By Sarah Lafen
Impunity Watch Desk Reporter, North America
MEXICO CITY, Mexico — Within the past two weeks, two mass graves have been found in Veracruz, Mexico that are attributed to the work of local drug cartels. Sometime within this past week, over 250 human skulls were found in a mass grave in the Mexican state Veracruz, according to state attorney general Jorge Winckler. Winckler did not comment on the exact day they found the grave, however he noted that this particular site might be the largest grave in Mexico.
Mexican authorities believe the human remains belong to victims of drug cartels and organized crime from recent years. Identification of the remains has begun, however has proved to be a slow and complicated process. Authorities are working to match the skulls to those in their database of missing people. Members of Colectivo Solecito, a group of relatives of the missing victims, aided discovery of the mass grave.
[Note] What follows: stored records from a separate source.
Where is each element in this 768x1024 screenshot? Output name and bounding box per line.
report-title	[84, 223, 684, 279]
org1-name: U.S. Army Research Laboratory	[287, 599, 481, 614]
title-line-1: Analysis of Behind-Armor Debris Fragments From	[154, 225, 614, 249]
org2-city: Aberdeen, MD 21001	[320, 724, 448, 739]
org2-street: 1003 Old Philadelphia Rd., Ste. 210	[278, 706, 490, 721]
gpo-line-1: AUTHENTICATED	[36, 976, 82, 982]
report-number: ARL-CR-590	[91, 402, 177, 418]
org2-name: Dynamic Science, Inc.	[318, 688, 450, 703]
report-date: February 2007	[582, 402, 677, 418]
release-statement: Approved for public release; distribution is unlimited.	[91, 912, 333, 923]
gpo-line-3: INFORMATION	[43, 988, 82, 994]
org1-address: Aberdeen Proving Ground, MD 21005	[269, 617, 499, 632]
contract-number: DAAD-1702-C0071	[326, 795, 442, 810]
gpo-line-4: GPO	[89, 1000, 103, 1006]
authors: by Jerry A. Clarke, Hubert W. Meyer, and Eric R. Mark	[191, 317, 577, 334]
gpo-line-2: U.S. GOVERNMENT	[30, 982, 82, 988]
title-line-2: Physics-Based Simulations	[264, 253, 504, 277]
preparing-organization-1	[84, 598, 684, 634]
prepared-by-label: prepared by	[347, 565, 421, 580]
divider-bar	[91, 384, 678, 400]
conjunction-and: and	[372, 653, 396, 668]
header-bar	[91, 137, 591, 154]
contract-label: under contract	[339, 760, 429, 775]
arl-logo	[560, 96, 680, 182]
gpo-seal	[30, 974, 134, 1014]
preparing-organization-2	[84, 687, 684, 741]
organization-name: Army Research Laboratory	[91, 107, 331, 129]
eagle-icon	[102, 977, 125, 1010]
Martha Gonzalez, a member of Colectivo Solecito, noted that some will finally get closure as a result of the discovery. She recognized that although the authorities just give her the bones of her victim relative, she will be able to keep them somewhere safe, “put a flower on it,” and will be able to know they “are really there and resting.”
This past Sunday, another 47 skulls were unearthed from a few different locations near the town of Alvarado. Winckler said that the remains were found in eight different unmarked graves found within a 120-square meter area. So far, authorities have been able to match the remains to five people.
Winckler blames drug traffickers for using Veracruz for many years as a dumping ground for bodies. An ongoing turf war between the Zetas cartel and the Jalisco New Generation cartel is suspected to contribute to the high amounts of violence in the area. On March 1, 2017, 11 bodies were found near a popular tourist site.
Winckler also blamed the previous state government for not taking enough action to find and identify the bodies of people reported missing. Alluding to former governor Javier Duarte, who has charges of money laundering, organized crime, and looting state coffers against him, Winckler pointed out that “[f]or many years, the drug cartels disappeared people and the authorities were complacent.”